A. Zebras
time limit per test1 second
memory limit per test512 megabytes
inputstandard input
outputstandard output
Oleg writes down the history of the days he lived. For each day he decides if it was good or bad. Oleg calls a non-empty sequence of days a zebra, if it starts with a bad day, ends with a bad day, and good and bad days are alternating in it. Let us denote bad days as 0 and good days as 1. Then, for example, sequences of days 0, 010, 01010 are zebras, while sequences 1, 0110, 0101 are not.
Oleg tells you the story of days he lived in chronological order in form of string consisting of 0 and 1. Now you are interested if it is possible to divide Oleg’s life history into several subsequences, each of which is a zebra, and the way it can be done. Each day must belong to exactly one of the subsequences. For each of the subsequences, days forming it must be ordered chronologically. Note that subsequence does not have to be a group of consecutive days.
Input
In the only line of input data there is a non-empty string s consisting of characters 0 and 1, which describes the history of Oleg’s life. Its length (denoted as |s|) does not exceed 200 000 characters.
Output
If there is a way to divide history into zebra subsequences, in the first line of output you should print an integer k (1 ≤ k ≤ |s|), the resulting number of subsequences. In the i-th of following k lines first print the integer li (1 ≤ li ≤ |s|), which is the length of the i-th subsequence, and then li indices of days forming the subsequence. Indices must follow in ascending order. Days are numbered starting from 1. Each index from 1 to n must belong to exactly one subsequence. If there is no way to divide day history into zebra subsequences, print -1.
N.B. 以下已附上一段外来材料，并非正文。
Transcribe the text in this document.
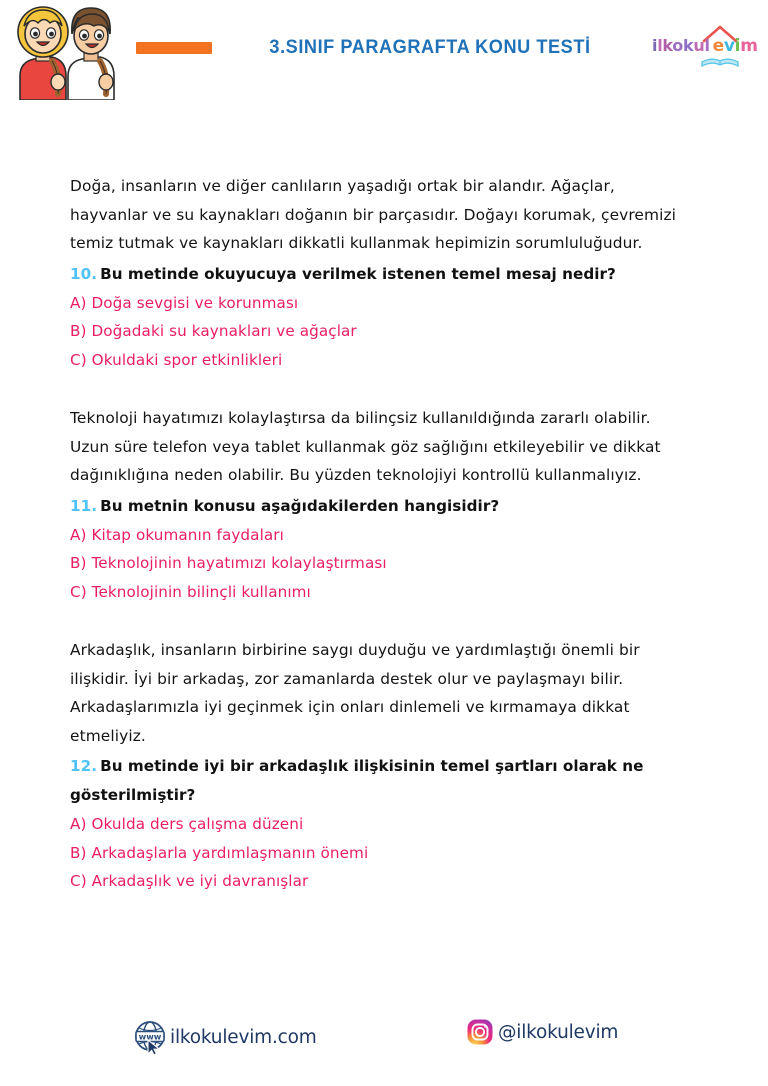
3.SINIF PARAGRAFTA KONU TESTİ	ilkokul evim

Doğa, insanların ve diğer canlıların yaşadığı ortak bir alandır. Ağaçlar, hayvanlar ve su kaynakları doğanın bir parçasıdır. Doğayı korumak, çevremizi temiz tutmak ve kaynakları dikkatli kullanmak hepimizin sorumluluğudur.

10. Bu metinde okuyucuya verilmek istenen temel mesaj nedir?

A) Doğa sevgisi ve korunması

B) Doğadaki su kaynakları ve ağaçlar

C) Okuldaki spor etkinlikleri

Teknoloji hayatımızı kolaylaştırsa da bilinçsiz kullanıldığında zararlı olabilir. Uzun süre telefon veya tablet kullanmak göz sağlığını etkileyebilir ve dikkat dağınıklığına neden olabilir. Bu yüzden teknolojiyi kontrollü kullanmalıyız.

11. Bu metnin konusu aşağıdakilerden hangisidir?

A) Kitap okumanın faydaları

B) Teknolojinin hayatımızı kolaylaştırması

C) Teknolojinin bilinçli kullanımı

Arkadaşlık, insanların birbirine saygı duyduğu ve yardımlaştığı önemli bir ilişkidir. İyi bir arkadaş, zor zamanlarda destek olur ve paylaşmayı bilir. Arkadaşlarımızla iyi geçinmek için onları dinlemeli ve kırmamaya dikkat etmeliyiz.

12. Bu metinde iyi bir arkadaşlık ilişkisinin temel şartları olarak ne gösterilmiştir?

A) Okulda ders çalışma düzeni

B) Arkadaşlarla yardımlaşmanın önemi

C) Arkadaşlık ve iyi davranışlar

www ilkokulevim.com	@ilkokulevim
Subsequences may be printed in any order. If there are several solutions, you may print any of them. You do not have to minimize nor maximize the value of k.
Examples
inputCopy
0010100
output
3
3 1 3 4
3 2 5 6
1 7
inputCopy
111
output
-1
看了别人的博客后才知道这道题要用vector容器来做,不然开辟的内存会爆掉,同时也让我知道了vector的基础用法
{
#include<vector>头文件
vector<int> a;相当于定义了一个大小可变的a数组
a.size();a内元素的数量
a.begin();数组a的起始位置
a.end();数组a的最后一个元素的位置+1
a.push_back(i);将i放入数组a的末尾
a.pop_back();删除a末尾的元素
a.clear();清空数组a;
a.erase(vec.begin()+5);删除第6个元素
a.insert(a.begin()+c,b)在第c个插入b
a.insert(a.begin()+i,b);在第i+1个元素前面插入b
a.empty();a数组如果为空输出1,非空输出0
sort(a.begin(),a.end())//升序排序
cout<<vec[0]<<endl;使用下标访问元素,记住下标是从0开始的。
vector<int>::iterator it;迭代器:一个元素指向下一个元素
例:for(it=a.begin();it!=a.end();it++)
cout<<*it<<endl;使用迭代器访问元素,输出全部元素
reverse(a.begin(),a.end());将整个a倒置
}
别的大牛对vector的介绍
{
在c++中,vector是一个十分有用的容器。
作用:它能够像容器一样存放各种类型的对象,简单地说,vector是一个能够存放任意类型的动态数组,能够增加和压缩数据。
vector在C++标准模板库中的部分内容,它是一个多功能的,能够操作多种数据结构和算法的模板类和函数库。
特别注意:
使用vector需要注意以下几点:
1、如果你要表示的向量长度较长(需要为向量内部保存很多数),容易导致内存泄漏,而且效率会很低;
2、Vector作为函数的参数或者返回值时,需要注意它的写法:
double Distance(vector<int>&a, vector<int>&b) 其中的“&”绝对不能少!!!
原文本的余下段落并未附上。